Klara and the Sun tells the story of a solar-powered Artificial Friend who observes human nature from her unique vantage point in a dystopian American future. Kazuo Ishiguro, Nobel Prize-winning author, crafts this science fiction tale through the eyes of Klara, an AI companion purchased by a genetically enhanced but sickly teenager named Josie. The novel explores themes of love, mortality, and what defines humanity in a society divided by genetic modification called "lifting" and advanced artificial intelligence. Ishiguro uses Klara's childlike yet algorithmic perspective to examine human relationships, parental grief, and the boundaries between authentic emotion and programmed behavior.
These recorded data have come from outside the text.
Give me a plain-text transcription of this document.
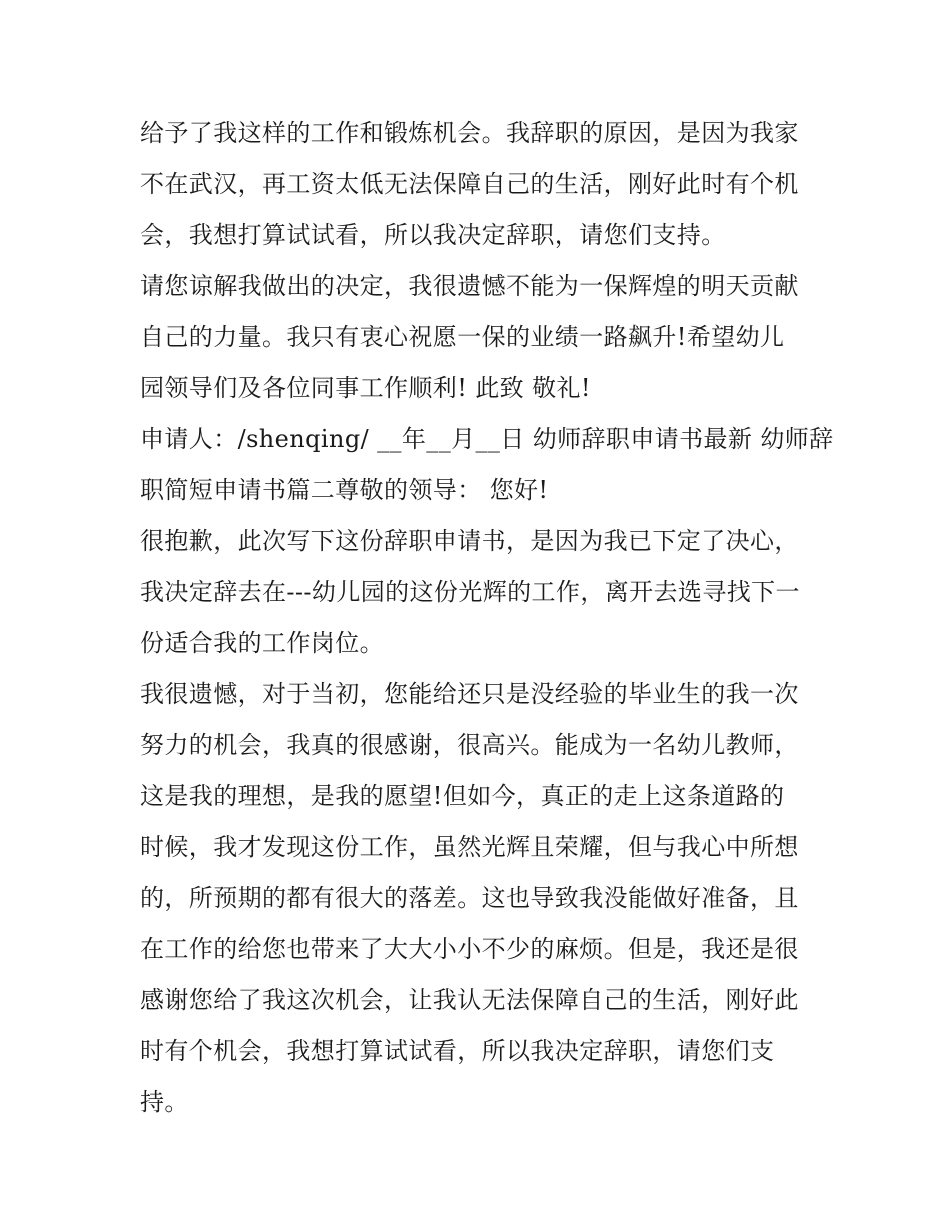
给予了我这样的工作和锻炼机会。我辞职的原因，是因为我家
不在武汉，再工资太低无法保障自己的生活，刚好此时有个机
会，我想打算试试看，所以我决定辞职，请您们支持。
请您谅解我做出的决定，我很遗憾不能为一保辉煌的明天贡献
自己的力量。我只有衷心祝愿一保的业绩一路飙升!希望幼儿
园领导们及各位同事工作顺利! 此致 敬礼!
申请人：/shenqing/ __年__月__日 幼师辞职申请书最新 幼师辞
职简短申请书篇二尊敬的领导： 您好!
很抱歉，此次写下这份辞职申请书，是因为我已下定了决心，
我决定辞去在---幼儿园的这份光辉的工作，离开去选寻找下一
份适合我的工作岗位。
我很遗憾，对于当初，您能给还只是没经验的毕业生的我一次
努力的机会，我真的很感谢，很高兴。能成为一名幼儿教师，
这是我的理想，是我的愿望!但如今，真正的走上这条道路的
时候，我才发现这份工作，虽然光辉且荣耀，但与我心中所想
的，所预期的都有很大的落差。这也导致我没能做好准备，且
在工作的给您也带来了大大小小不少的麻烦。但是，我还是很
感谢您给了我这次机会，让我认无法保障自己的生活，刚好此
时有个机会，我想打算试试看，所以我决定辞职，请您们支
持。
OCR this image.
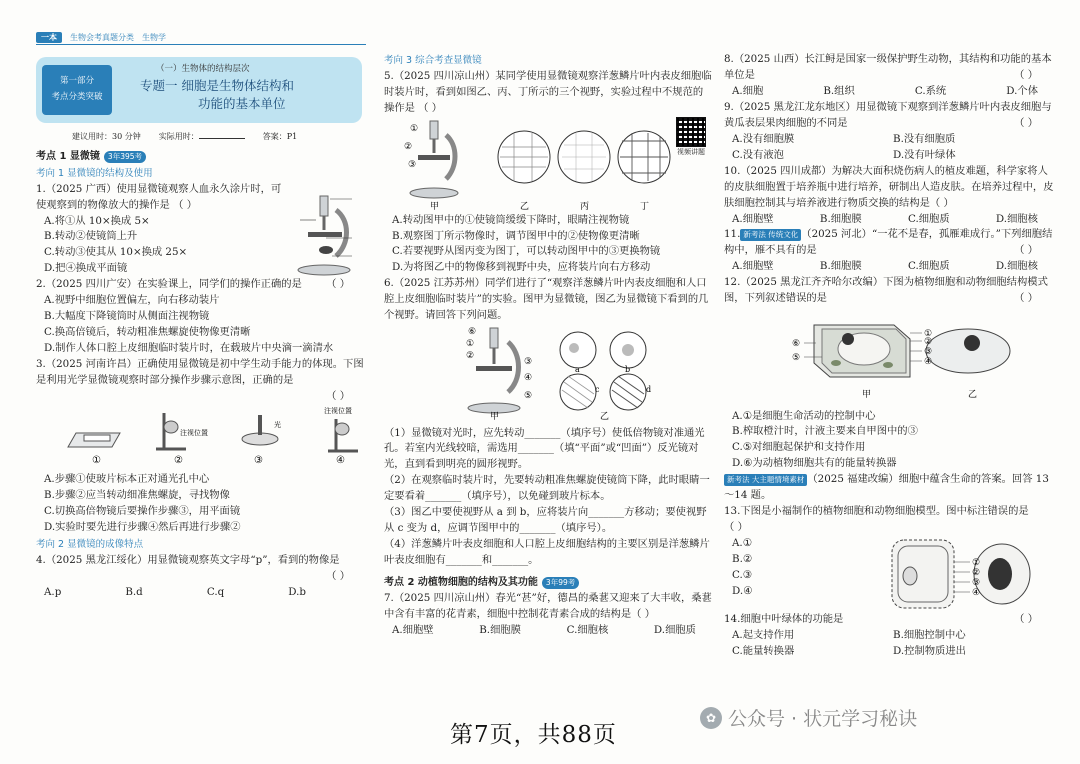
一本	生物会考真题分类 生物学
第一部分
考点分类突破
（一）生物体的结构层次
专题一 细胞是生物体结构和
功能的基本单位
建议用时：30 分钟 实际用时：	答案：P1
考点 1 显微镜 3年395考
考向 1 显微镜的结构及使用
1.（2025 广西）使用显微镜观察人血永久涂片时，可使观察到的物像放大的操作是 （ ）
A.将①从 10×换成 5×
B.转动②使镜筒上升
C.转动③使其从 10×换成 25×
D.把④换成平面镜
2.（2025 四川广安）在实验课上，同学们的操作正确的是 （ ）
A.视野中细胞位置偏左，向右移动装片
B.大幅度下降镜筒时从侧面注视物镜
C.换高倍镜后，转动粗准焦螺旋使物像更清晰
D.制作人体口腔上皮细胞临时装片时，在载玻片中央滴一滴清水
3.（2025 河南许昌）正确使用显微镜是初中学生动手能力的体现。下图是利用光学显微镜观察时部分操作步骤示意图，正确的是
（ ）
①	②	③	④
注视位置
注视位置
光
A.步骤①使玻片标本正对通光孔中心
B.步骤②应当转动细准焦螺旋，寻找物像
C.切换高倍物镜后要操作步骤③，用平面镜
D.实验时要先进行步骤④然后再进行步骤②
考向 2 显微镜的成像特点
4.（2025 黑龙江绥化）用显微镜观察英文字母“p”，看到的物像是
（ ）
A.p	B.d	C.q	D.b
考向 3 综合考查显微镜
5.（2025 四川凉山州）某同学使用显微镜观察洋葱鳞片叶内表皮细胞临时装片时，看到如图乙、丙、丁所示的三个视野，实验过程中不规范的操作是 （ ）
①
②
③
甲	乙	丙	丁
视频讲题
A.转动图甲中的①使镜筒缓缓下降时，眼睛注视物镜
B.观察图丁所示物像时，调节图甲中的②使物像更清晰
C.若要视野从图丙变为图丁，可以转动图甲中的③更换物镜
D.为将图乙中的物像移到视野中央，应将装片向右方移动
6.（2025 江苏苏州）同学们进行了“观察洋葱鳞片叶内表皮细胞和人口腔上皮细胞临时装片”的实验。图甲为显微镜，图乙为显微镜下看到的几个视野。请回答下列问题。
⑥
①
②
③
④
⑤
a	b
c	d
甲	乙
（1）显微镜对光时，应先转动_______（填序号）使低倍物镜对准通光孔。若室内光线较暗，需选用_______（填“平面”或“凹面”）反光镜对光，直到看到明亮的圆形视野。
（2）在观察临时装片时，先要转动粗准焦螺旋使镜筒下降，此时眼睛一定要看着_______（填序号），以免碰到玻片标本。
（3）图乙中要使视野从 a 到 b，应将装片向_______方移动；要使视野从 c 变为 d，应调节图甲中的_______（填序号）。
（4）洋葱鳞片叶表皮细胞和人口腔上皮细胞结构的主要区别是洋葱鳞片叶表皮细胞有_______和_______。
考点 2 动植物细胞的结构及其功能 3年99考
7.（2025 四川凉山州）春光“甚”好，德昌的桑葚又迎来了大丰收，桑葚中含有丰富的花青素，细胞中控制花青素合成的结构是（ ）
A.细胞壁	B.细胞膜	C.细胞核	D.细胞质
8.（2025 山西）长江鲟是国家一级保护野生动物，其结构和功能的基本单位是	（ ）
A.细胞	B.组织	C.系统	D.个体
9.（2025 黑龙江龙东地区）用显微镜下观察到洋葱鳞片叶内表皮细胞与黄瓜表层果肉细胞的不同是	（ ）
A.没有细胞膜	B.没有细胞质
C.没有液泡	D.没有叶绿体
10.（2025 四川成都）为解决大面积烧伤病人的植皮难题，科学家将人的皮肤细胞置于培养瓶中进行培养，研制出人造皮肤。在培养过程中，皮肤细胞控制其与培养液进行物质交换的结构是（ ）
A.细胞壁	B.细胞膜	C.细胞质	D.细胞核
11. 新考法 传统文化 （2025 河北）“一花不是春，孤雁难成行。”下列细胞结构中，雁不具有的是	（ ）
A.细胞壁	B.细胞膜	C.细胞质	D.细胞核
12.（2025 黑龙江齐齐哈尔改编）下图为植物细胞和动物细胞结构模式图，下列叙述错误的是	（ ）
①
②
③
④
⑤
⑥
甲	乙
A.①是细胞生命活动的控制中心
B.榨取橙汁时，汁液主要来自甲图中的③
C.⑤对细胞起保护和支持作用
D.⑥为动植物细胞共有的能量转换器
新考法 大主题情境素材 （2025 福建改编）细胞中蕴含生命的答案。回答 13～14 题。
13.下图是小福制作的植物细胞和动物细胞模型。图中标注错误的是 （ ）
A.①
B.②
C.③
D.④
①
②
③
④
14.细胞中叶绿体的功能是	（ ）
A.起支持作用	B.细胞控制中心
C.能量转换器	D.控制物质进出
第7页，共88页
✿ 公众号 · 状元学习秘诀
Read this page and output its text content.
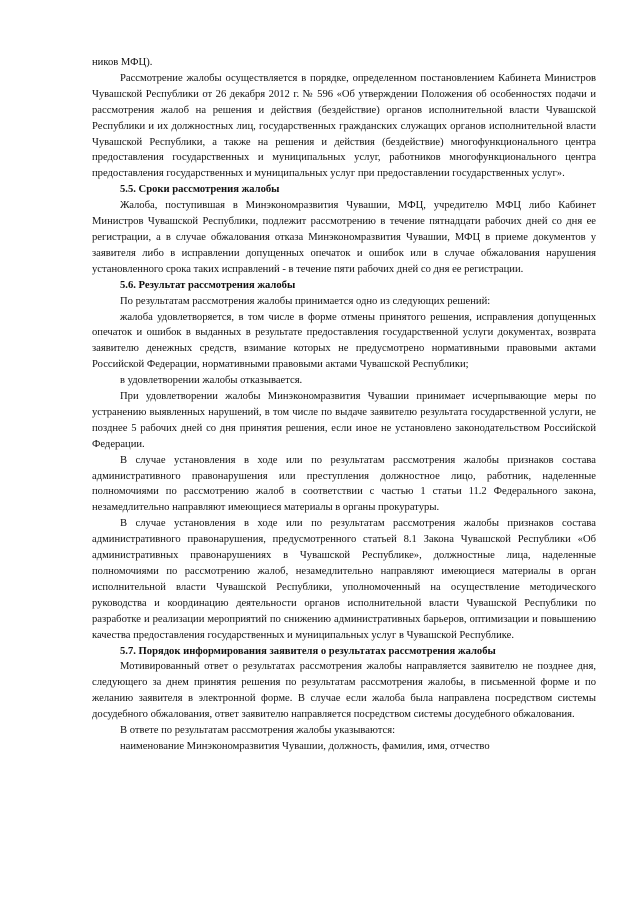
ников МФЦ).

Рассмотрение жалобы осуществляется в порядке, определенном постановлением Кабинета Министров Чувашской Республики от 26 декабря 2012 г. № 596 «Об утверждении Положения об особенностях подачи и рассмотрения жалоб на решения и действия (бездействие) органов исполнительной власти Чувашской Республики и их должностных лиц, государственных гражданских служащих органов исполнительной власти Чувашской Республики, а также на решения и действия (бездействие) многофункционального центра предоставления государственных и муниципальных услуг, работников многофункционального центра предоставления государственных и муниципальных услуг при предоставлении государственных услуг».

5.5. Сроки рассмотрения жалобы

Жалоба, поступившая в Минэкономразвития Чувашии, МФЦ, учредителю МФЦ либо Кабинет Министров Чувашской Республики, подлежит рассмотрению в течение пятнадцати рабочих дней со дня ее регистрации, а в случае обжалования отказа Минэкономразвития Чувашии, МФЦ в приеме документов у заявителя либо в исправлении допущенных опечаток и ошибок или в случае обжалования нарушения установленного срока таких исправлений - в течение пяти рабочих дней со дня ее регистрации.

5.6. Результат рассмотрения жалобы

По результатам рассмотрения жалобы принимается одно из следующих решений:

жалоба удовлетворяется, в том числе в форме отмены принятого решения, исправления допущенных опечаток и ошибок в выданных в результате предоставления государственной услуги документах, возврата заявителю денежных средств, взимание которых не предусмотрено нормативными правовыми актами Российской Федерации, нормативными правовыми актами Чувашской Республики;

в удовлетворении жалобы отказывается.

При удовлетворении жалобы Минэкономразвития Чувашии принимает исчерпывающие меры по устранению выявленных нарушений, в том числе по выдаче заявителю результата государственной услуги, не позднее 5 рабочих дней со дня принятия решения, если иное не установлено законодательством Российской Федерации.

В случае установления в ходе или по результатам рассмотрения жалобы признаков состава административного правонарушения или преступления должностное лицо, работник, наделенные полномочиями по рассмотрению жалоб в соответствии с частью 1 статьи 11.2 Федерального закона, незамедлительно направляют имеющиеся материалы в органы прокуратуры.

В случае установления в ходе или по результатам рассмотрения жалобы признаков состава административного правонарушения, предусмотренного статьей 8.1 Закона Чувашской Республики «Об административных правонарушениях в Чувашской Республике», должностные лица, наделенные полномочиями по рассмотрению жалоб, незамедлительно направляют имеющиеся материалы в орган исполнительной власти Чувашской Республики, уполномоченный на осуществление методического руководства и координацию деятельности органов исполнительной власти Чувашской Республики по разработке и реализации мероприятий по снижению административных барьеров, оптимизации и повышению качества предоставления государственных и муниципальных услуг в Чувашской Республике.

5.7. Порядок информирования заявителя о результатах рассмотрения жалобы

Мотивированный ответ о результатах рассмотрения жалобы направляется заявителю не позднее дня, следующего за днем принятия решения по результатам рассмотрения жалобы, в письменной форме и по желанию заявителя в электронной форме. В случае если жалоба была направлена посредством системы досудебного обжалования, ответ заявителю направляется посредством системы досудебного обжалования.

В ответе по результатам рассмотрения жалобы указываются:

наименование Минэкономразвития Чувашии, должность, фамилия, имя, отчество
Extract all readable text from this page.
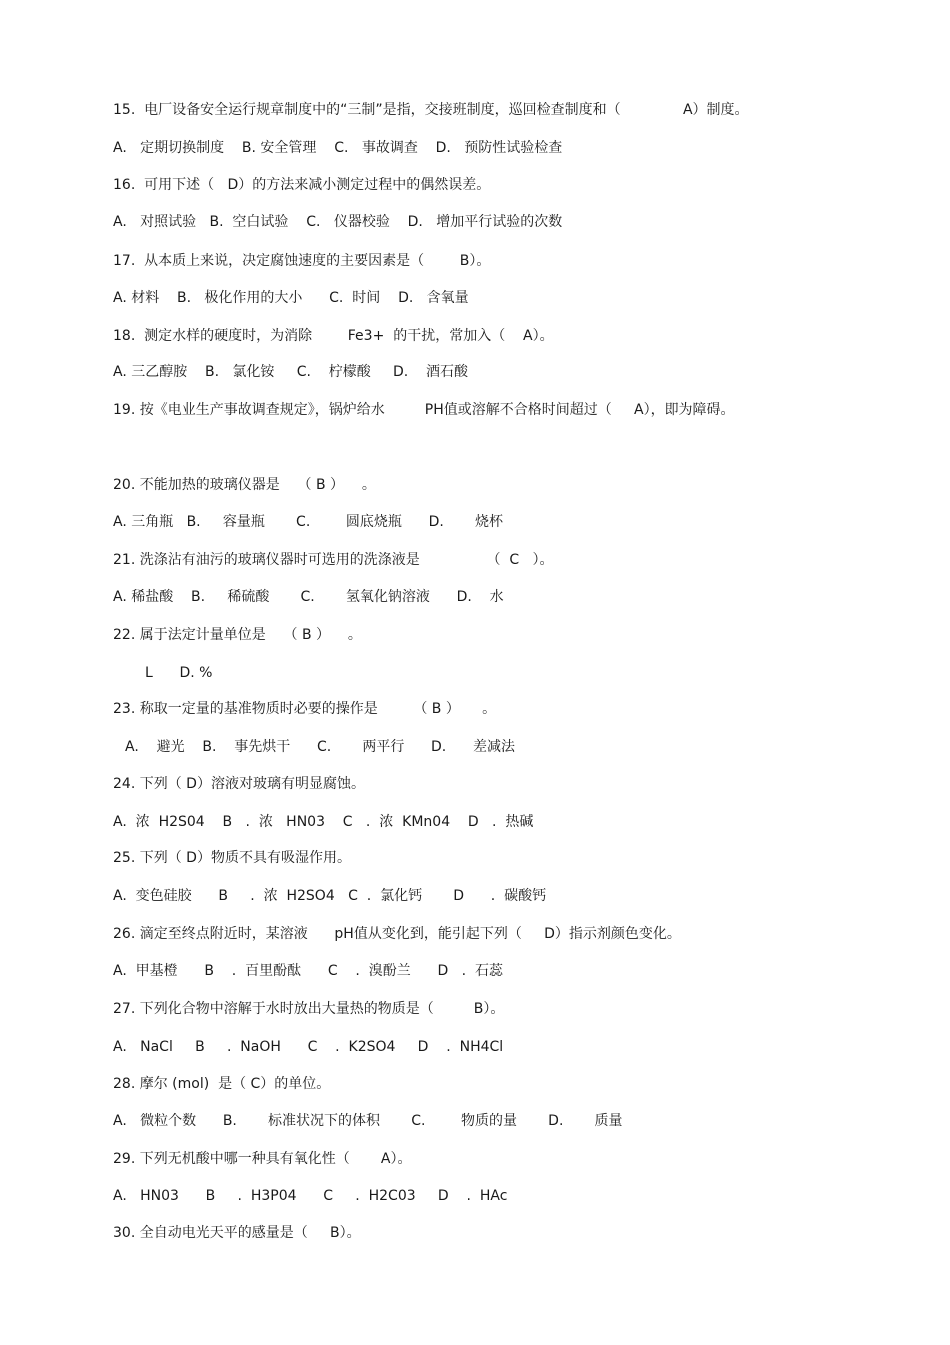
15.  电厂设备安全运行规章制度中的“三制”是指，交接班制度，巡回检查制度和（              A）制度。
A.   定期切换制度    B. 安全管理    C.   事故调查    D.   预防性试验检查
16.  可用下述（   D）的方法来减小测定过程中的偶然误差。
A.   对照试验   B.  空白试验    C.   仪器校验    D.   增加平行试验的次数
17.  从本质上来说，决定腐蚀速度的主要因素是（        B）。
A. 材料    B.   极化作用的大小      C.  时间    D.   含氧量
18.  测定水样的硬度时，为消除        Fe3+  的干扰，常加入（    A）。
A. 三乙醇胺    B.   氯化铵     C.    柠檬酸     D.    酒石酸
19. 按《电业生产事故调查规定》，锅炉给水         PH值或溶解不合格时间超过（     A），即为障碍。
20. 不能加热的玻璃仪器是    （ B ）    。
A. 三角瓶   B.     容量瓶       C.        圆底烧瓶      D.       烧杯
21. 洗涤沾有油污的玻璃仪器时可选用的洗涤液是               （  C   ）。
A. 稀盐酸    B.     稀硫酸       C.       氢氧化钠溶液      D.    水
22. 属于法定计量单位是    （ B ）    。
L      D. %
23. 称取一定量的基准物质时必要的操作是        （ B ）     。
A.    避光    B.    事先烘干      C.       两平行      D.      差减法
24. 下列（ D）溶液对玻璃有明显腐蚀。
A.  浓  H2S04    B   .  浓   HN03    C   .  浓  KMn04    D   .  热碱
25. 下列（ D）物质不具有吸湿作用。
A.  变色硅胶      B     .  浓  H2SO4   C  .  氯化钙       D      .  碳酸钙
26. 滴定至终点附近时，某溶液      pH值从变化到，能引起下列（     D）指示剂颜色变化。
A.  甲基橙      B    .  百里酚酞      C    .  溴酚兰      D   .  石蕊
27. 下列化合物中溶解于水时放出大量热的物质是（         B）。
A.   NaCl     B     .  NaOH      C    .  K2SO4     D    .  NH4Cl
28. 摩尔 (mol)  是（ C）的单位。
A.   微粒个数      B.       标准状况下的体积       C.        物质的量       D.       质量
29. 下列无机酸中哪一种具有氧化性（       A）。
A.   HN03      B     .  H3P04      C     .  H2C03     D    .  HAc
30. 全自动电光天平的感量是（     B）。
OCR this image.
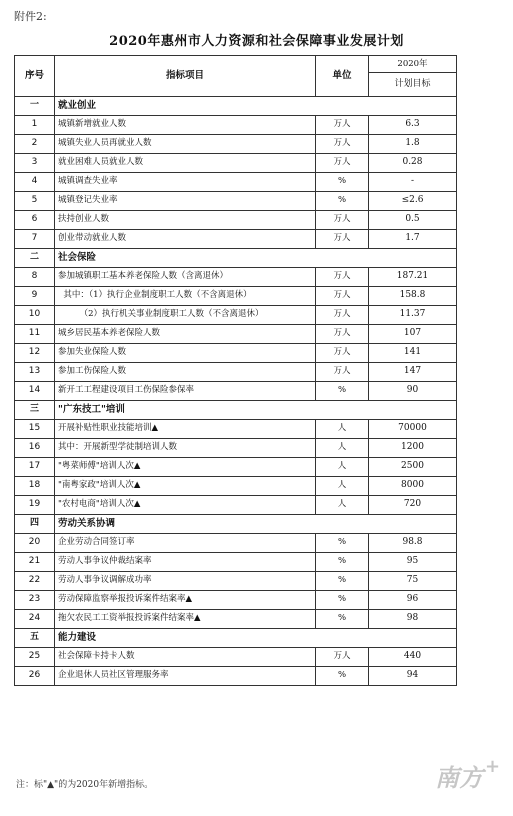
附件2:
2020年惠州市人力资源和社会保障事业发展计划
序号	指标项目	单位	2020年
			计划目标
一	就业创业		
1	城镇新增就业人数	万人	6.3
2	城镇失业人员再就业人数	万人	1.8
3	就业困难人员就业人数	万人	0.28
4	城镇调查失业率	%	-
5	城镇登记失业率	%	≤2.6
6	扶持创业人数	万人	0.5
7	创业带动就业人数	万人	1.7
二	社会保险		
8	参加城镇职工基本养老保险人数（含离退休）	万人	187.21
9	其中：（1）执行企业制度职工人数（不含离退休）	万人	158.8
10	（2）执行机关事业制度职工人数（不含离退休）	万人	11.37
11	城乡居民基本养老保险人数	万人	107
12	参加失业保险人数	万人	141
13	参加工伤保险人数	万人	147
14	新开工工程建设项目工伤保险参保率	%	90
三	"广东技工"培训		
15	开展补贴性职业技能培训▲	人	70000
16	其中：开展新型学徒制培训人数	人	1200
17	"粤菜师傅"培训人次▲	人	2500
18	"南粤家政"培训人次▲	人	8000
19	"农村电商"培训人次▲	人	720
四	劳动关系协调		
20	企业劳动合同签订率	%	98.8
21	劳动人事争议仲裁结案率	%	95
22	劳动人事争议调解成功率	%	75
23	劳动保障监察举报投诉案件结案率▲	%	96
24	拖欠农民工工资举报投诉案件结案率▲	%	98
五	能力建设		
25	社会保障卡持卡人数	万人	440
26	企业退休人员社区管理服务率	%	94
注：标"▲"的为2020年新增指标。	南方 +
The book is currently being adapted into a film directed by Taika Waititi, starring Jenna Ortega as Klara and Amy Adams as Josie's mother.

Perspective

"Reading Klara and the Sun is like spending time inside a mind that observes everything with perfect attention and understands almost nothing about why humans hurt each other — Ishiguro's Klara is one of the most original AI narrators in literature precisely because she is neither threatening nor omniscient, just achingly present. The novel's distinctive achievement is using an AI's limited but sincere perspective to reveal what human love, grief, and selfishness look like from outside — more clearly, in some ways, than humans can see them. Anyone asking what it might actually feel like to be an AI — curious, devoted, solar-powered, slowly fading — will find this the closest literature has come to an answer."